Aber es gibt auch ernst zu nehmende Gründe für die Befürchtung, dass die Liberalisierung des Handels oder die allgemeine Senkung der Zollschranken für einige der ärmsten Länder der Welt nur die möglichen Vorteile abschaffen werden, die sie derzeit durch Vorzugsvereinbarungen genießen. Am härtesten betroffen sind kleine Niedriglohnländer mit geringer Industrialisierung und starker Abhängigkeit von Grundstoff-Exporten.
Eine Reihe von Ländern mit mittlerem Einkommen wird voraussichtlich Nutzen aus dem Landwirtschaftsabkommen ziehen, wenn die Agrarpreise mehr durch den Weltmarkt bestimmt werden. Das sind vor allem Argentinien, Brasilien, Uruguay, Thailand und die Philippinen. Andererseits schätzen Experten, dass die Exporte der südlich der Sahara gelegenen afrikanischen Länder in einer Höhe zwischen 4 Prozent und 20 Prozent abnehmen werden. Eine mangelhafte Infrastruktur, der ständige Rückgang von Investitionen in der Industrie und die daraus resultierende geringe Produktivität - all das hat verhindert, dass die Senkung der Zölle auf landwirtschaftliche Erzeugnisse Gewinn gebracht hat.

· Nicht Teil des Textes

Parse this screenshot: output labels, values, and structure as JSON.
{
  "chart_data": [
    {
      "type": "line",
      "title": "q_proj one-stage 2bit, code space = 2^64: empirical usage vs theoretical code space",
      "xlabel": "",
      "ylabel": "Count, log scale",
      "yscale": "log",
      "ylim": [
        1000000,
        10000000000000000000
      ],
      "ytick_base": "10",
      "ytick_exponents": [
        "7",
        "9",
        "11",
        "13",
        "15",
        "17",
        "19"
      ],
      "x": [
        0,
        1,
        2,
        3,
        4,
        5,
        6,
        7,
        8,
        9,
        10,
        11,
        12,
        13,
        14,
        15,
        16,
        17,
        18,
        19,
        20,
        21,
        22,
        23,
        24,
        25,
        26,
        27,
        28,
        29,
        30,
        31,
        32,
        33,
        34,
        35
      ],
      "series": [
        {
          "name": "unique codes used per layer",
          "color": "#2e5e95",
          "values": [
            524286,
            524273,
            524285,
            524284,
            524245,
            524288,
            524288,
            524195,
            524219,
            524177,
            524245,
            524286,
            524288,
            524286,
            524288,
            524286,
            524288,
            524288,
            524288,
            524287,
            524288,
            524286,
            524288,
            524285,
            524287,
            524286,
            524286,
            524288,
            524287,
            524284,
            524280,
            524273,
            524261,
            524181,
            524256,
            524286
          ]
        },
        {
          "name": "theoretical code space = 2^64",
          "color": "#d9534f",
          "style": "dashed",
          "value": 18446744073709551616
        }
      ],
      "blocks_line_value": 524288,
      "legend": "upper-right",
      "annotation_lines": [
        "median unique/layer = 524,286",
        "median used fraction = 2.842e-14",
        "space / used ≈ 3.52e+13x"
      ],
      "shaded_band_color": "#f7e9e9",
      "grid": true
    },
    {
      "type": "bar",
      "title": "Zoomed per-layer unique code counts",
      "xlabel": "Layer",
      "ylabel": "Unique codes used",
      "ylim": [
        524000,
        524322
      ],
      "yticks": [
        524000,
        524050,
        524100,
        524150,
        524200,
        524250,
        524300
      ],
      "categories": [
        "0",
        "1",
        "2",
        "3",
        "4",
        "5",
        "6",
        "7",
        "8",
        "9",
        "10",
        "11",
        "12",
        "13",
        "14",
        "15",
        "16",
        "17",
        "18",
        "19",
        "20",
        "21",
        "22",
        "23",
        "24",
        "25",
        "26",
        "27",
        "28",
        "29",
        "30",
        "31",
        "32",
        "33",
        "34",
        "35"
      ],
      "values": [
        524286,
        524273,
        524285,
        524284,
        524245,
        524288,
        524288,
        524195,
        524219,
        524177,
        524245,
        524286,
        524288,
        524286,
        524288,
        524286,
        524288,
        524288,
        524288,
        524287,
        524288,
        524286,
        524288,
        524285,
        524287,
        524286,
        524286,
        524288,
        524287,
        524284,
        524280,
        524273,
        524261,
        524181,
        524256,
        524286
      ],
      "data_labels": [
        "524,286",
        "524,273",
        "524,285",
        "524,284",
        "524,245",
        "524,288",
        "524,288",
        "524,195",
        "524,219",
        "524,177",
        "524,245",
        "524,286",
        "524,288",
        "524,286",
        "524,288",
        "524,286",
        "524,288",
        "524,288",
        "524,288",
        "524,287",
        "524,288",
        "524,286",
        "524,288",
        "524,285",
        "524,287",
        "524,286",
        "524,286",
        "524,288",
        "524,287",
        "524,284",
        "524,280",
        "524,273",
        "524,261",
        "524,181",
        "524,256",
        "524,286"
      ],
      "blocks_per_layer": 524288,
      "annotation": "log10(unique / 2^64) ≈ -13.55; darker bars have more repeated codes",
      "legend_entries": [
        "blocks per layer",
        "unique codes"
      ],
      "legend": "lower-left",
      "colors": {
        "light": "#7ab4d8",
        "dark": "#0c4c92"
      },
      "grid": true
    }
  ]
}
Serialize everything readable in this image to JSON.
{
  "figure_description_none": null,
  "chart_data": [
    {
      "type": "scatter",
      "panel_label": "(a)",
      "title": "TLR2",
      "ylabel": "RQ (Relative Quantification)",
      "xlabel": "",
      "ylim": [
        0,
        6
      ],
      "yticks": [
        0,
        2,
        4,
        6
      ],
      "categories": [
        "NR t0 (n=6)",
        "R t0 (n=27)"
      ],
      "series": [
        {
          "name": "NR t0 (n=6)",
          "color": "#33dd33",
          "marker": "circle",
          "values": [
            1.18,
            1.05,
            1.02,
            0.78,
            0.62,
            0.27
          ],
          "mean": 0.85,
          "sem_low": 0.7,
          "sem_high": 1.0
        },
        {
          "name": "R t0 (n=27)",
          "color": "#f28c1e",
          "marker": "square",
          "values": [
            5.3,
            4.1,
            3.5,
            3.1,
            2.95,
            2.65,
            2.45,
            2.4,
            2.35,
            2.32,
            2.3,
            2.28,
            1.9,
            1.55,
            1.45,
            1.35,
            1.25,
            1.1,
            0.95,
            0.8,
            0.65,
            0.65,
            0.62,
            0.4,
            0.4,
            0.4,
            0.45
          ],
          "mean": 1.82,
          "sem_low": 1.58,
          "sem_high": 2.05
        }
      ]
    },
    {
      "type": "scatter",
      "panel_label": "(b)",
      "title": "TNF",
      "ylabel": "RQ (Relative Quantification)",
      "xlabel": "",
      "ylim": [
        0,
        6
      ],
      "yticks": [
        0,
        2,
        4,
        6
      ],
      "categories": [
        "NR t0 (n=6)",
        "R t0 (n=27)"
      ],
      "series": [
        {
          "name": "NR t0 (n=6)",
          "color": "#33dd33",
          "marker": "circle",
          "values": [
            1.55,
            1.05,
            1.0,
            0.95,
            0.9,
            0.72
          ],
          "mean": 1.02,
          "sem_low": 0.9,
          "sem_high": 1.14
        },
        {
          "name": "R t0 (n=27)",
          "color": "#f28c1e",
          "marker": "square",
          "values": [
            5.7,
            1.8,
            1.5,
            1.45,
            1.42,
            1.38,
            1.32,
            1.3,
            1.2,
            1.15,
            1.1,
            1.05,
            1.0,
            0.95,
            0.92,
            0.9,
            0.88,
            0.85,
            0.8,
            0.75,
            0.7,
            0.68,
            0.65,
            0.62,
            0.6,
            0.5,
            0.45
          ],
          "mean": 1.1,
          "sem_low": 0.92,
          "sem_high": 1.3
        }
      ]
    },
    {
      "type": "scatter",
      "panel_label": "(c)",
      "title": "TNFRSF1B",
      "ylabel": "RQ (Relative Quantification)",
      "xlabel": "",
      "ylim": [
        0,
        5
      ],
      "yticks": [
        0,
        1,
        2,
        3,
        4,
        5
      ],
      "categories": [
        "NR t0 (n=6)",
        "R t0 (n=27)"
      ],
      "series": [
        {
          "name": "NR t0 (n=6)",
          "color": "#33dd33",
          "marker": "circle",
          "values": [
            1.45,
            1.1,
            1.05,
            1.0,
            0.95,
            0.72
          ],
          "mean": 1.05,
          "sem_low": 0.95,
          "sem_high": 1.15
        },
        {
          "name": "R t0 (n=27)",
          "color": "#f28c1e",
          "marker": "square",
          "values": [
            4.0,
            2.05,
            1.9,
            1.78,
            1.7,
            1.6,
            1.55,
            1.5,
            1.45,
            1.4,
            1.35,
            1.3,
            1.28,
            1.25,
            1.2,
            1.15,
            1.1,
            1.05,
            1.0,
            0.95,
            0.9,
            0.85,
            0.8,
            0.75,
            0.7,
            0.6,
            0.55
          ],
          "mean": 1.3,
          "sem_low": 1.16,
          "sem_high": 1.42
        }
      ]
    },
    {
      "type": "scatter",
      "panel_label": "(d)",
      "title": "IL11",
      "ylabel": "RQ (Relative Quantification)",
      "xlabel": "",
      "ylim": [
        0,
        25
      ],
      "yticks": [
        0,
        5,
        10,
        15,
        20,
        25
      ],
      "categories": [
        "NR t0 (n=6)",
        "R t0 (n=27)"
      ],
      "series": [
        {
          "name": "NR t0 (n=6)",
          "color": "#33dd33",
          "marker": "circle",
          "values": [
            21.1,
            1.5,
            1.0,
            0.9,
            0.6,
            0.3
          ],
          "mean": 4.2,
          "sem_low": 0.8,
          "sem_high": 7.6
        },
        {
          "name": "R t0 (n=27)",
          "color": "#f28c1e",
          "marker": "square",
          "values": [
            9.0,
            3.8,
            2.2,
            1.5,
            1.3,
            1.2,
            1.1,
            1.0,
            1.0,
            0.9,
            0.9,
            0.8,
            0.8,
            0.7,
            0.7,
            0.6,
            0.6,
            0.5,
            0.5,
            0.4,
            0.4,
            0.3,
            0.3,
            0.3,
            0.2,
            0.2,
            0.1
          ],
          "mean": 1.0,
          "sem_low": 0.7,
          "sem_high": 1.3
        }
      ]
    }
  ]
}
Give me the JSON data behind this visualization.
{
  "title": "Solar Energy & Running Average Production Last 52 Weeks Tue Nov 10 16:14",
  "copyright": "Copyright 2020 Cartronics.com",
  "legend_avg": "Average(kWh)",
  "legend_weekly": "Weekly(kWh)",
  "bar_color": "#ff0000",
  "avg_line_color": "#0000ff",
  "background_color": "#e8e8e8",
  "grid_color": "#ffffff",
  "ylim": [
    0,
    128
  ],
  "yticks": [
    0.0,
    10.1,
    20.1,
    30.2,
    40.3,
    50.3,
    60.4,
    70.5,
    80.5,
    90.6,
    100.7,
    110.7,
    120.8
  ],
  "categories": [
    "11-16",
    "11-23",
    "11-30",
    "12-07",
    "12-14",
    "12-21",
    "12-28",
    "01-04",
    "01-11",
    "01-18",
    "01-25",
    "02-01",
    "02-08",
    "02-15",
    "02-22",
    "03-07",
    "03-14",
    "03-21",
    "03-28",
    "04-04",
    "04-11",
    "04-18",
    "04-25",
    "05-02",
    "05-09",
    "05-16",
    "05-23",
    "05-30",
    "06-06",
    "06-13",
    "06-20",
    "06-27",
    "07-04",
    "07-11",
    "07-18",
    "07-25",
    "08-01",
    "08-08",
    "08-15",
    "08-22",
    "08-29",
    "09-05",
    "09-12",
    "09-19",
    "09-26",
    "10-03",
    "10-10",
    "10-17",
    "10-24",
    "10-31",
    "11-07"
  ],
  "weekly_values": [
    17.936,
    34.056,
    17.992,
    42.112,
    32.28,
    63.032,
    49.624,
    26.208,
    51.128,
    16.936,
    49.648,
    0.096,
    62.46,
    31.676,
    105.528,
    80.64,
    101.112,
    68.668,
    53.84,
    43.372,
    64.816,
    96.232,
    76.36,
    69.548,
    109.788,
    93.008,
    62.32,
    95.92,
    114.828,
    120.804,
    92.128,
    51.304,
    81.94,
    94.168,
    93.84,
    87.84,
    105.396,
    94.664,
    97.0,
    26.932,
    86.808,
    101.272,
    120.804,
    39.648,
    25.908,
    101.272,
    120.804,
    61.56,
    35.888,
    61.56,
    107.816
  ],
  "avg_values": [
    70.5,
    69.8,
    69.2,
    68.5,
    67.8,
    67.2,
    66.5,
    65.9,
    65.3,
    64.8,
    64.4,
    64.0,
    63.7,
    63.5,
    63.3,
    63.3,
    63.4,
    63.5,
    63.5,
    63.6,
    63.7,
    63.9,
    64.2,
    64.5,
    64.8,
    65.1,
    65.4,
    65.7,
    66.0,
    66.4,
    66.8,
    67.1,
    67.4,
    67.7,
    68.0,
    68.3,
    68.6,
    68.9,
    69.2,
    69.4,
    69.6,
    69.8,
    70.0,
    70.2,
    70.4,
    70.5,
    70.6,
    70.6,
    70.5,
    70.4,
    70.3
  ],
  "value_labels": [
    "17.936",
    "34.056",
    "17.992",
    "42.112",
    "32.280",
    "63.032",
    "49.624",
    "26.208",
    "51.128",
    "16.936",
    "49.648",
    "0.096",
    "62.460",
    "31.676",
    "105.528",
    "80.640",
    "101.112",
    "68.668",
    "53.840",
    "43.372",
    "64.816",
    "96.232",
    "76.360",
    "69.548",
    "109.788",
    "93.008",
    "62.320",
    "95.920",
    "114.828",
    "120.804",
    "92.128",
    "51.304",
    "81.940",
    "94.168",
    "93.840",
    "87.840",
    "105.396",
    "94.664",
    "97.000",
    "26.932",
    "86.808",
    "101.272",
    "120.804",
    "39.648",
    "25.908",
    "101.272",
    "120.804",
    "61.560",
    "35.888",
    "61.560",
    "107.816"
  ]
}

Darüber hinaus ist ein Teil der Probleme auf die Handelspolitik einiger EU-Staaten zurückzuführen. Weil die EU so hohe Subventionen an ihre Landwirtschaft zahlt, haben etwa Länder mit niedrigem Einkommen in der Sahelzone wie Mali, Niger und Burkina Faso große Probleme, mehr Rindfleisch zu exportieren. Und die jüngste Erhöhung der Subventionen an die Baumwollpflanzer in den USA gefährden Millionen von Familien in Westafrika, denen es bislang gelungen ist, auf dem Weltmarkt konkurrenzfähig zu bleiben. Zwar wächst die Wirtschaft seit 1995 in den meisten afrikanischen Staaten südlich der Sahara. Aber das Wachstum hat nicht ausgereicht, den langjährigen Niedergang ihrer Wirtschaft seit den 1970er Jahren wettzumachen. Die Zahl der Armen in der Region ist auf 300 Millionen gestiegen, das ist fast ein Viertel aller unter der Armutsgrenze lebenden Menschen in der Welt.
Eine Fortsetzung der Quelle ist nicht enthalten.